Columnists

KISERO: Sovereign wealth fund must top agenda

wealth-bill

Members of parliament during a past sitting. FILE PHOTO | NMG

We are in the season of manifestos by political parties. In our context, the idea of a manifesto has been reduced to the things politicians piously promise when seeking election and invariably forget after they win.

You just roll out a list of promises without bothering to indicate where the money will come from.

Five years down the road, and even after you have not honoured a promise- you can still include it in the new manifesto without explaining why you did not implement it.

I am saying this as an entry point to a discussion on one of the most critical policy questions of the day- namely a sovereign wealth fund.

We have been talking about establishing a sovereign wealth fund since 2013. As a matter of fact, the idea featured prominently in the Jubilee manifesto that year.

Picking up the thread from the last manifesto, the blue ribbon presidential task force on parastatal reforms formulated a detailed framework for managing resource revenues complete with a draft National Sovereign Wealth Fund Bill.

As a matter of fact, the Bill was approved by President Uhuru Kenyatta as far back as November 2013.

I must say that I find the thinking around the Bill enlightening. We planned to create three funds-namely, a savings fund for future generations, a stabilisation fund to stabilise revenues from volatile commodity prices, and an infrastructure fund.

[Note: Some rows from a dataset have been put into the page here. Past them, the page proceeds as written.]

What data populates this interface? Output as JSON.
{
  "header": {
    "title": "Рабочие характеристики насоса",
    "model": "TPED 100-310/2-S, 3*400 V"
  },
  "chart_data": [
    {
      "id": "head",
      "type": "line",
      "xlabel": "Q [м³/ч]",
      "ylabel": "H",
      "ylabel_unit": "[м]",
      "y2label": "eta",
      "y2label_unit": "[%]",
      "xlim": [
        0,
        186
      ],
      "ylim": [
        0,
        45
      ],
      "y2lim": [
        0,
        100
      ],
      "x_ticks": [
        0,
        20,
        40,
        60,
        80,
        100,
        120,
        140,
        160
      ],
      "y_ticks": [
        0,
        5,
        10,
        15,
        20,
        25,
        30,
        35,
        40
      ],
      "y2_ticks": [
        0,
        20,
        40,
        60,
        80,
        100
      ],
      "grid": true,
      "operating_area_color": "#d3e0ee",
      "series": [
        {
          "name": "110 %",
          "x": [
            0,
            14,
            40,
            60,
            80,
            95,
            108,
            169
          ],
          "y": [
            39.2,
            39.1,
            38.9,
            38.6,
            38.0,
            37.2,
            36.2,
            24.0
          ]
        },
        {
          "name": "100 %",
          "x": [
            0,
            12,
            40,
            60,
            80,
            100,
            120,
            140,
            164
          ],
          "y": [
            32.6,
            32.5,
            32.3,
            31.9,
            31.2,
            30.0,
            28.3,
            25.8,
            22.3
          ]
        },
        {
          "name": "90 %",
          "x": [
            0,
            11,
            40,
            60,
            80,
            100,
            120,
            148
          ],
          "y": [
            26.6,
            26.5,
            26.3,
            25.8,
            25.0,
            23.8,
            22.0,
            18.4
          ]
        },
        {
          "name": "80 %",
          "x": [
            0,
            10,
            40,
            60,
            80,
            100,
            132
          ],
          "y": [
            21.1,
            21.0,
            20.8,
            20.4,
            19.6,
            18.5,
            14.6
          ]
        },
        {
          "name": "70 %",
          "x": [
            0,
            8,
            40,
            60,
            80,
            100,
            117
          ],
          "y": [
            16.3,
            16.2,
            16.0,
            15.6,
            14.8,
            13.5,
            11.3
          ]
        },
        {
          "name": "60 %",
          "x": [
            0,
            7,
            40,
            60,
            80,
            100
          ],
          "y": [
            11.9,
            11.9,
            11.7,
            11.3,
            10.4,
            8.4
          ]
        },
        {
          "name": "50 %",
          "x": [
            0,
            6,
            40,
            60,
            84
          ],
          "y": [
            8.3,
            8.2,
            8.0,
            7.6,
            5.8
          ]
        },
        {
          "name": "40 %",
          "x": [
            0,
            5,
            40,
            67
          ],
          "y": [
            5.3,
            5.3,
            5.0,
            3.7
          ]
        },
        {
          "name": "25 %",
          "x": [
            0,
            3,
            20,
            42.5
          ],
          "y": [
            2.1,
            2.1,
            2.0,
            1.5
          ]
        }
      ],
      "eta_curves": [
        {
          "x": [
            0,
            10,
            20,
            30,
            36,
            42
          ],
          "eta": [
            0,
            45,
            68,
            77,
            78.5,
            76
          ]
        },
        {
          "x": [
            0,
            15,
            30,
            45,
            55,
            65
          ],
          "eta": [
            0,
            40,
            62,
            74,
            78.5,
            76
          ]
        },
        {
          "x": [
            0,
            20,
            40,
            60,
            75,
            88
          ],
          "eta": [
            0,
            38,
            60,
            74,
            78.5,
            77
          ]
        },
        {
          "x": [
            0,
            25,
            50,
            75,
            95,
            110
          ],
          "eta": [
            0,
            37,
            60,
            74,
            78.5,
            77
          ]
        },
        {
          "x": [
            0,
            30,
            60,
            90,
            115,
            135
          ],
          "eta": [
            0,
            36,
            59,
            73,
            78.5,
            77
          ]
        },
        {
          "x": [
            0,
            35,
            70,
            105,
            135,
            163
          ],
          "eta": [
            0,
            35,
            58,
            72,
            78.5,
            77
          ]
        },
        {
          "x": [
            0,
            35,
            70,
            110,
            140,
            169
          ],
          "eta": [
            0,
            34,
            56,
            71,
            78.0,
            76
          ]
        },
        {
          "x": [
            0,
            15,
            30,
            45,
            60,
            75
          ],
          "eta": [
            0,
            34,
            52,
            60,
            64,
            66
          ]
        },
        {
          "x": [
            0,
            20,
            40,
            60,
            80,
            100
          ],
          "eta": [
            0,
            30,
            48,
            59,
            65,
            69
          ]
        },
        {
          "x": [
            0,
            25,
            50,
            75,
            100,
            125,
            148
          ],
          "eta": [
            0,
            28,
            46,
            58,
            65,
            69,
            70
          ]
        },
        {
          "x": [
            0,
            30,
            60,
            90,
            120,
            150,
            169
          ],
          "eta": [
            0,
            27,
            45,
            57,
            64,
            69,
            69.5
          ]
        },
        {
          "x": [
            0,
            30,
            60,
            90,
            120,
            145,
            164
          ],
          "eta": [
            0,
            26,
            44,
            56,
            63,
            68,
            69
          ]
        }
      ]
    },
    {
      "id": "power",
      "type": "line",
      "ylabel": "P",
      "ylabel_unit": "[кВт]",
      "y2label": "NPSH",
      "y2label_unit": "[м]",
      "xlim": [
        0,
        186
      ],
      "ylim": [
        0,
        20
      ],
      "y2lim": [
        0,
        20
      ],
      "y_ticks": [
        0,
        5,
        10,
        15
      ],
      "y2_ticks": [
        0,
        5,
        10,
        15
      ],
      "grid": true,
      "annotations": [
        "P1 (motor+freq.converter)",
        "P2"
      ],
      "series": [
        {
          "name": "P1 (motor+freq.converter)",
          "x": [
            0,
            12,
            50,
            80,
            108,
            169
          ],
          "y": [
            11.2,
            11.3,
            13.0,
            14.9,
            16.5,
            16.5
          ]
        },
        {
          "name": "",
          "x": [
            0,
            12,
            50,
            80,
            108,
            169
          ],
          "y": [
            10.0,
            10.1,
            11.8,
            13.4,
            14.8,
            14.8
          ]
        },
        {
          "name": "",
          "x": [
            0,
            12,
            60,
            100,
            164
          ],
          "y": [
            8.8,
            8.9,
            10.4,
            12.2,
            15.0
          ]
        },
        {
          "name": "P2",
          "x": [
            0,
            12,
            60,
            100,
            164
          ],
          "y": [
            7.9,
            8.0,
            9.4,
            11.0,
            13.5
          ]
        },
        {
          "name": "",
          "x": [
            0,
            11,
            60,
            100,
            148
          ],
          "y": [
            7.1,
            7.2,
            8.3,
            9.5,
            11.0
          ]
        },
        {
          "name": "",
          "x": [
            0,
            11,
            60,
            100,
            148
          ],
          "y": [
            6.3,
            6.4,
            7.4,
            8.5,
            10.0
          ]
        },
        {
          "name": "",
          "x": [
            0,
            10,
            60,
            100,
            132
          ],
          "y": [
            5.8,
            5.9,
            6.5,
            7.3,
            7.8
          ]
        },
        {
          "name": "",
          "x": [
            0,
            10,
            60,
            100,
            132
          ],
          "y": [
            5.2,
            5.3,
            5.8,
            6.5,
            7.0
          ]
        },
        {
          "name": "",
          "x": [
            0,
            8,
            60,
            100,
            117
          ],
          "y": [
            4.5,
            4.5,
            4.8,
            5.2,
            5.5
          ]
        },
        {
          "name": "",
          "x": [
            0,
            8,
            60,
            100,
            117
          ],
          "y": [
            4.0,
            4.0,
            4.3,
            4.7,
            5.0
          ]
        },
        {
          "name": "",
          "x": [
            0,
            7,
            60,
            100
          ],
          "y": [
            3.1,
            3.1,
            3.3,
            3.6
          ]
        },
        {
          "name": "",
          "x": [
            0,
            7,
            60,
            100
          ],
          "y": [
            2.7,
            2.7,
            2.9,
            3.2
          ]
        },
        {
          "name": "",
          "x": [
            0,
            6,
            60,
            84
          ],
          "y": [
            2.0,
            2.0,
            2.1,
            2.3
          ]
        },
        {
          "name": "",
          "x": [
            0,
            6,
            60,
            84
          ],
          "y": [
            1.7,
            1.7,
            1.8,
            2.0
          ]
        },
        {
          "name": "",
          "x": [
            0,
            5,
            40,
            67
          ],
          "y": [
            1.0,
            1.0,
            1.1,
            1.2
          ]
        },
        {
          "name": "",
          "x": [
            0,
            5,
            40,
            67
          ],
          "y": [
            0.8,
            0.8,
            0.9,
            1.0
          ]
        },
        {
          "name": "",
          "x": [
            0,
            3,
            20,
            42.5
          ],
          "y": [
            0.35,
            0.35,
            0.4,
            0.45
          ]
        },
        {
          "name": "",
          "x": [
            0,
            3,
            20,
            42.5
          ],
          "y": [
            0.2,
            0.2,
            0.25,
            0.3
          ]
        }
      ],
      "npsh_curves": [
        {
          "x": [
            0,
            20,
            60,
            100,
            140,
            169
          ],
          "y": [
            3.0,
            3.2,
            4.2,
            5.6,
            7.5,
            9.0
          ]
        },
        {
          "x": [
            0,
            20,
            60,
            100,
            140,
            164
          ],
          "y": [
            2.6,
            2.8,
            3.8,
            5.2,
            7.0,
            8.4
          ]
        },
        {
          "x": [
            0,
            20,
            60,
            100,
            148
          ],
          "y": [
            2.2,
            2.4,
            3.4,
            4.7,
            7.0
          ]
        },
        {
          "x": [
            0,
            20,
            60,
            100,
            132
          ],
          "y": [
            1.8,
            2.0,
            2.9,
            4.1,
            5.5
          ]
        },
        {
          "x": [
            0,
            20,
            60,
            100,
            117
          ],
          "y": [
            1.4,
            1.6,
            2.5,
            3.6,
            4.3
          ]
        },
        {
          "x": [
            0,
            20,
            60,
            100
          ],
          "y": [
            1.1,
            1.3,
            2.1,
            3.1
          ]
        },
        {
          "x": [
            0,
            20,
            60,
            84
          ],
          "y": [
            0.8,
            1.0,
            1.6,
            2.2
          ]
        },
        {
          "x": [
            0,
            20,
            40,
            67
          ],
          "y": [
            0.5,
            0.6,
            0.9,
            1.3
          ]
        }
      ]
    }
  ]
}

When you look at it, this Bill was based on international best practice and envisaged being a game changer in the management of the nation’s oil wealth.

As it turned out, the Bill did not see the light of day. The upshot is that we are now in the precarious position whereby we are now trucking oil by road to Mombasa and world markets without a framework for managing oil revenues.

In the new manifesto, the only mention of a sovereign wealth fund is in the context of achievements under devolution where they claim to have established a benefits sharing framework for giving local communities a share of national resources.

To my understanding, this is in reference to the Petroleum Bill that is yet to become law due to wrangling between the Legislature, the Executive and county governments.

In their manifesto, Nasa has promised that in the first 90 days, they will enact the Petroleum Exploration Development and Production Bill 2016 that has been passed by the National Assembly.

The centrepiece of the Bill was to provide a much larger share of resource revenues than the centre was comfortable with.

Clearly, the fact that Nasa’s manifesto makes no mention of a sovereign wealth fund is yet another indicator that the idea has fallen down the pecking order.

Why do we need a sovereign wealth fund? First, natural resources are finite and get exhausted.

It follows that the revenues we generate need to be invested to benefit the people living today and future generations.

It sits very well with the 2010 Constitution, which calls for inter-generational equity in management of the nation’s resources.

Secondly, it is now accepted by international best practice that the best tool for managing oil revenues is a sovereign wealth fund.

Thirdly, being an emerging economy, Kenya will need to not only save revenues for when the oil runs out, but to devote some of the wealth in investing in infrastructure.

A sovereign wealth fund is ideally placed to make long-term investments in infrastructure because it has no liabilities unlike a pension fund that has to pay pensioners.

Indeed, the world over, sovereign wealth funds are today the dominant investors and co- investors in infrastructure.

And since oil revenues are volatile, Kenya will need a sovereign wealth fund to manage volatility in oil prices and minimise adverse impacts on price fluctuation.

If you needed any justification for a sovereign wealth fund for Kenya, just look at how sub-Saharan African oil exporters have mismanaged oil revenues.

We must bring back a sovereign wealth for Kenya to the top of the nation’s agenda.